Fácil, económico y rendidor
Mermelada casera de mandarina
Ingredientes
1 kg de mandarinas con cáscara y sin semillas
700 g de azúcar
Jugo de ½ limón
Preparación
Lava muy bien las mandarinas.
Pela las frutas y corta las cáscaras en julianas finas.
Separa los gajos, córtalos en trozos y retira cuidadosamente todas las semillas.

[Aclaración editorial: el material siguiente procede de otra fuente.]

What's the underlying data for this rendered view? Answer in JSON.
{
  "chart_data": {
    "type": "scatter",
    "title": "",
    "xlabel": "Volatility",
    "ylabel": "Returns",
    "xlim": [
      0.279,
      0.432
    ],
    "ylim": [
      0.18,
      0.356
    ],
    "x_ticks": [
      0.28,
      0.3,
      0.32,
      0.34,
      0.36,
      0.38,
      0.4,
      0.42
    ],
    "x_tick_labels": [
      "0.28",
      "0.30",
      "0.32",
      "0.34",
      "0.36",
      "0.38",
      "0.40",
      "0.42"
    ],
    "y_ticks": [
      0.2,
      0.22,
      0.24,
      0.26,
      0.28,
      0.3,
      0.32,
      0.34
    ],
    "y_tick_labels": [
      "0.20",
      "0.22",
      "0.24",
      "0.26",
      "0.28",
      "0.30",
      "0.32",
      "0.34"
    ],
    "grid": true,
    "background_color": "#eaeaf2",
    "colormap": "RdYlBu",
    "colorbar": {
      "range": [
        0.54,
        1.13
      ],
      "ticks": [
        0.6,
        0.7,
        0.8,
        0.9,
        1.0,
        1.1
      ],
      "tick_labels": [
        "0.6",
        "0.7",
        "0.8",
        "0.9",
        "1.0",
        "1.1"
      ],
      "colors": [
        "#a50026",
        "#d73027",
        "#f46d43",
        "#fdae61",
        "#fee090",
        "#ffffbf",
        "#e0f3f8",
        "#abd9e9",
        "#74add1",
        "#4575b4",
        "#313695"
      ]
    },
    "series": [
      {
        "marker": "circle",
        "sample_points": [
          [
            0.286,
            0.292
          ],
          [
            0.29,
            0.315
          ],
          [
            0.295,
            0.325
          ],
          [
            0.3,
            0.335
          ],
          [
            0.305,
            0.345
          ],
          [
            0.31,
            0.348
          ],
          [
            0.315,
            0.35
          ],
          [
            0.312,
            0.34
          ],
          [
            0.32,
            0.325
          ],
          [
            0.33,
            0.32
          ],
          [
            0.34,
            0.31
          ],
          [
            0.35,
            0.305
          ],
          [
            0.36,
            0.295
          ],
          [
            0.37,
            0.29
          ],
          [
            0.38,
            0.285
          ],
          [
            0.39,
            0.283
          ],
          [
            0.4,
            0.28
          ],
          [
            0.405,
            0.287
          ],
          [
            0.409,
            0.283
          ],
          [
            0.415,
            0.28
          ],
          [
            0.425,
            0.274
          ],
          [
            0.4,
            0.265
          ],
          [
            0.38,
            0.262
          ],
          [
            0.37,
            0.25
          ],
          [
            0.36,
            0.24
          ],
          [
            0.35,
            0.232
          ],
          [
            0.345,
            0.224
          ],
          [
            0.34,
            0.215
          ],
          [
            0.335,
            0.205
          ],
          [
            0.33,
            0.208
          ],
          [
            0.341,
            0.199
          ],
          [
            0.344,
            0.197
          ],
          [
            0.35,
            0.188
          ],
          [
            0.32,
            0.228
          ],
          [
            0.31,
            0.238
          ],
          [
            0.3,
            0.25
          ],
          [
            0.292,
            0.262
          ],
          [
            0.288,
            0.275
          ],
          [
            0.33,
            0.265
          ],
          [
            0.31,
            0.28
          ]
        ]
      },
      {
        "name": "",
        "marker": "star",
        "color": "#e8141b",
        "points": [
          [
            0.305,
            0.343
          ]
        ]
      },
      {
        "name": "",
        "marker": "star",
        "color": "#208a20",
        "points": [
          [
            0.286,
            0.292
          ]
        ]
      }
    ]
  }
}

Coloca en una olla las mandarinas, las cáscaras cortadas y el azúcar. Mezcla, tapa y deja reposar durante toda la noche para que la fruta desprenda su jugo.
Al día siguiente, mezcla nuevamente y comienza la cocción a fuego alto. Agrega el jugo de limón.
Cuando rompa hervor, baja el fuego al mínimo y cocina lentamente, removiendo de vez en cuando para evitar que la preparación se pegue al fondo.
Cuando el líquido se haya reducido y la mermelada comience a espesar, comprueba el punto colocando una pequeña cantidad sobre un plato frío. Al pasar el dedo por el centro, el surco debe mantenerse separado.
No la cocines demasiado, ya que al enfriarse espesará un poco más.
Envasa la mermelada todavía caliente en frascos limpios y esterilizados. Cierra bien y colócalos boca abajo durante unos minutos.
¡Lista para disfrutar sobre panes, tostadas, galletas o acompañando tus postres favoritos!